2016-03-02 Morgan Fisher is an acclaimed British musician who played with Mott the Hoople and Queen (on their 1982 tour of Europe).
But he is also an accomplished abstract photographer who developed a unique ‘light painting’ technique inspired by the non-figurative work of pioneers such as Man Ray and Moholy-Nagy. Morgan has lived in Japan since 1985 and has himself been featured in VICTOR Magazine. Here he reveals his absorbing story about a seventy year old series of pictures originally captured by Derrick Woollacott, a 22 year old Royal Air Force photographer in 1946. With help from a friend and a Hasselblad Flextight X5 scanner Morgan brought these images back to life.
He says: “It was just like discovering buried treasure. A Facebook friend introduced me to another Facebook friend who had just uploaded some photographs her father had taken while on duty in Japan in early 1946. Derrick Woollacott was a young RAF photographer, and as some of his photographs were shot in Hiroshima mere months after the bomb, I steeled myself to see some tragic images. However, when I saw them, my jaw dropped at the poignancy and stark beauty of these photographs of the Japanese people rebuilding their lives as farmers, fishermen, teachers, musicians, and parents. This talented young man, working under still-dire conditions, with little free time and even less film stock, managed, usually with only the chance of a single attempt at each shot, to beautifully compose and meticulously expose numerous photographs that for me are up there with those of the best war photographers – perhaps even the best outdoor photographers – of his era.”

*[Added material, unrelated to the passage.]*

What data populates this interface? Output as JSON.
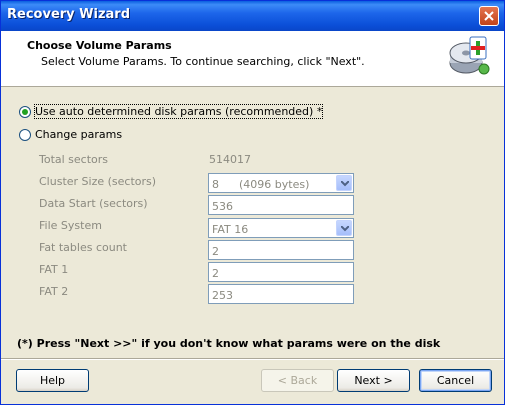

He adds; “It was obvious to me that these photographs – which had never been seen publicly, apart from three images that won 1st, 2nd and 3rd prize in a national Japanese newspaper’s photo contest while he was stationed here – deserved to be seen as widely as possible. I started at once to share, with anyone who could help make this happen, a 100-page pdf file his daughter Valerie Neale had prepared to provide the context for these photographs. It included about 50 of Woollacott’s best images together with her account of her late father’s two year posting in South-East Asia.”
“Almost everyone I showed the collection to – top photo agencies, gallery curators, photographers, etc. – had the same reaction as I to the strong emotional content and photographic excellence of this work.”

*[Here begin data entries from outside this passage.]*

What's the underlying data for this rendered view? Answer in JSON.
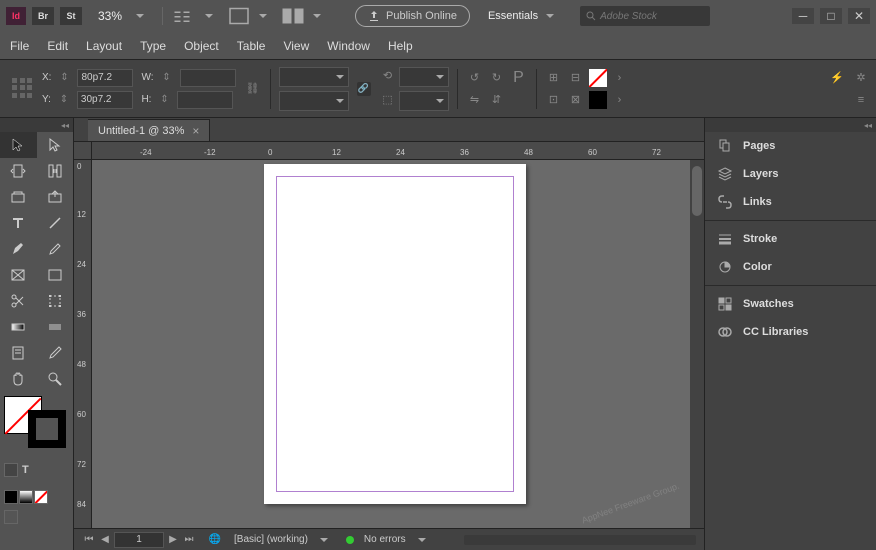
{
  "app": {
    "logo": "Id",
    "bridge": "Br",
    "stock_btn": "St",
    "zoom": "33%",
    "publish": "Publish Online",
    "workspace": "Essentials",
    "stock_placeholder": "Adobe Stock"
  },
  "menu": [
    "File",
    "Edit",
    "Layout",
    "Type",
    "Object",
    "Table",
    "View",
    "Window",
    "Help"
  ],
  "ctrl": {
    "x_label": "X:",
    "y_label": "Y:",
    "x_val": "80p7.2",
    "y_val": "30p7.2",
    "w_label": "W:",
    "h_label": "H:"
  },
  "doc": {
    "tab": "Untitled-1 @ 33%"
  },
  "ruler_h": [
    -24,
    -12,
    0,
    12,
    24,
    36,
    48,
    60,
    72
  ],
  "ruler_v": [
    0,
    12,
    24,
    36,
    48,
    60,
    72,
    84
  ],
  "status": {
    "page": "1",
    "style": "[Basic] (working)",
    "errors": "No errors"
  },
  "panels": {
    "pages": "Pages",
    "layers": "Layers",
    "links": "Links",
    "stroke": "Stroke",
    "color": "Color",
    "swatches": "Swatches",
    "cc": "CC Libraries"
  }
}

“My friends at Hasselblad Japan were among the most enthusiastic, and immediately offered me the use of their world-beating Flextight X5 scanner to scan the almost 70-year old 6 x 6cm negatives to the best possible standard currently available.”
Morgan enlisted his American photojournalist and photo-historian friend Torin Boyd to help and the duo worked tirelessly for a full month to complete the project. “We were scanning the past” he enthuses. “The individual negatives were still in remarkably good condition in spite of some scratching, peeling and fading.
Each resulting digital file – about 7500 x 7500 pixels, was almost 200Mb in size. After meticulous digital cleaning – 1 to 2 hours’ work per image – Boyd made very subtle tonal adjustments, dodging and burning, adjusting overall contrast and intensity, to bring the medium format black and white images to the optimum quality required for inkjet printing on fine art archival paper. Says Morgan: “We were both astonished at the amount of detail that the X5 made visible; on zooming right into these files, one could even see the individual film grains before being able to see individual pixels. Quite extraordinary.” Torin continues: “Over the years I’ve used a number of film scanners, and none of them even come close to Hasselblad’s Flextight X5. The speed, ease of use and quality of this scanner is unsurpassed. The grain, highlight and shadow details were amazing; these nearly seventy-year-old images really sprang to life.”
Printing went smoothly and quickly, with very few further adjustments needed, and no cropping done, due to the excellent compositions Woollacott had already created in the field, using the hard-to-see inverted viewfinder of his ordinary twin lens reflex camera.
Concludes Morgan: “Undoubtedly, the Flextight X5 scanner, the most significant link in this chain of events, breathed new life into these rare, classic images in more ways than one.”